• xenautika@lemmygrad.ml
    link
    fedilink
    arrow-up
    3
    ·
    2 years ago

    why do you (or others here) think this? did it encourage some sort of ethno-nationalism? i wonder how is this different from self-determination? what’s to learn from this when we look at contemporary self-determination through decolonization?

    • EuthanatosMurderhobo@lemmygrad.ml
      link
      fedilink
      arrow-up
      12
      ·
      edit-2
      2 years ago

      Kinda. Also, to be fair, post-Stalin leaders are more to blame than him or Lenin. There were reasons for dealing with national elites at the time (although, I think we could do without creating them where there were none), and Stalin started clamping down on them, but later Soviet leadership just kept flirting and now we have conflicts all over the former USSR territory fueled by nationalism: Georgia/Abkhazia/Ossetia, Azerbaijan/Armenia, Pridnestrovie/Moldova and, of course, Russia/Ukraine.
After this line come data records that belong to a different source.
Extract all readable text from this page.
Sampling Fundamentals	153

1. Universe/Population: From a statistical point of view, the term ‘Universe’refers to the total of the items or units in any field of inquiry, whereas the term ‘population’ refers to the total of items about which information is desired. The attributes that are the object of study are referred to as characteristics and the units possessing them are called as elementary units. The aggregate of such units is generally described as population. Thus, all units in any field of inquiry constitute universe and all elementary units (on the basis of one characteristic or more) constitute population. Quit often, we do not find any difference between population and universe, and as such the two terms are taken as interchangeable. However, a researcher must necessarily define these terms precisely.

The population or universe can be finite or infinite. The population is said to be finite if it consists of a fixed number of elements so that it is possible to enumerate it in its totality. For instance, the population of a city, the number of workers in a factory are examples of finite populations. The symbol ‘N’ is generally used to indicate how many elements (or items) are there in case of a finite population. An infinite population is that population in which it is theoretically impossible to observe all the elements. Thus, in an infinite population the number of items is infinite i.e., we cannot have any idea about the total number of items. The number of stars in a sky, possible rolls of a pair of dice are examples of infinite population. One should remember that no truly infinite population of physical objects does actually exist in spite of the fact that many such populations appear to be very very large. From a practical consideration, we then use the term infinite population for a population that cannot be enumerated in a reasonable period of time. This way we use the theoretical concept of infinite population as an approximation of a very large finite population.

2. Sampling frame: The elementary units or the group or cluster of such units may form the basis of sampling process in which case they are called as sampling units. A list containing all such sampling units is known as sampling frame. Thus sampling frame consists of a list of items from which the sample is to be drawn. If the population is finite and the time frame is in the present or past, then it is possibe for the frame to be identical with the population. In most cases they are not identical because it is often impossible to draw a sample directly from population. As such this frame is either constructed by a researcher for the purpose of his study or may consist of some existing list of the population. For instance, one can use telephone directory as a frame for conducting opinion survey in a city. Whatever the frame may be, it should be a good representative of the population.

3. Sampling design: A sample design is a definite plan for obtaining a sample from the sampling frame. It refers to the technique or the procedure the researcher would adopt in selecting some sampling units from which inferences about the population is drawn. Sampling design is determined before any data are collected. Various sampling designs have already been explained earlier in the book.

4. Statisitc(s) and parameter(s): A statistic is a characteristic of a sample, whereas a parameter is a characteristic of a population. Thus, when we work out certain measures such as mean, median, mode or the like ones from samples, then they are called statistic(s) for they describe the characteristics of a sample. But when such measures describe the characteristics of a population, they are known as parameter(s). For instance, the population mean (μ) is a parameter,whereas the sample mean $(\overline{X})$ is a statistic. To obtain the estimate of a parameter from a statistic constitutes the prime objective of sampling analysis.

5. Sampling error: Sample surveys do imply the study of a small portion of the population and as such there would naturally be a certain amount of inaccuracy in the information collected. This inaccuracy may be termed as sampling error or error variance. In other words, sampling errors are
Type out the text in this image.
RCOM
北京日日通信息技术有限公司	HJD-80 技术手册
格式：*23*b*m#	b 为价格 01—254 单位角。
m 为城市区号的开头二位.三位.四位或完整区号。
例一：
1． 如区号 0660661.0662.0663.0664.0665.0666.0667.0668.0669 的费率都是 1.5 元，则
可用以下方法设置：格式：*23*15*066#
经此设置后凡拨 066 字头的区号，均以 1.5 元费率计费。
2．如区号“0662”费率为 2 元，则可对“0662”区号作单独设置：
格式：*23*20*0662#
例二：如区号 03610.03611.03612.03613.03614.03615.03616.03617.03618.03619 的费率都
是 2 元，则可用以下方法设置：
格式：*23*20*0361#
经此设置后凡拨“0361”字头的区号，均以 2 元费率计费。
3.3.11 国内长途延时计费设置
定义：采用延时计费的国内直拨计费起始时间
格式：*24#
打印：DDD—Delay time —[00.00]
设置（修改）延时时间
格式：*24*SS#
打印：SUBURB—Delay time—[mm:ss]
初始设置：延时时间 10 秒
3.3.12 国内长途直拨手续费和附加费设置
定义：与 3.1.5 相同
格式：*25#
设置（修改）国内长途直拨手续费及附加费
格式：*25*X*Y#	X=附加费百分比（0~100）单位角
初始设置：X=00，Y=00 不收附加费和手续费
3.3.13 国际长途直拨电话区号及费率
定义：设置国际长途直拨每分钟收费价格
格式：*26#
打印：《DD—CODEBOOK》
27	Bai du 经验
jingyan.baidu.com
Chechnya was a bit of a different case, but sort of applicable. And there are also balticshits barking in the corner, but they’re irrelevant.

      What to learn is a good question. I suppose, to avoid self-determining on the basis of opposition. Ukrainization, for example, was too overzealous with dissociating everything from Russian. Lo and behold, some western meddling later Ukrainian national idea is basically being anti-Russia and even the language is a mess these days with all the forced borrowing from English and shit, just to have as little connection to Russian as possible.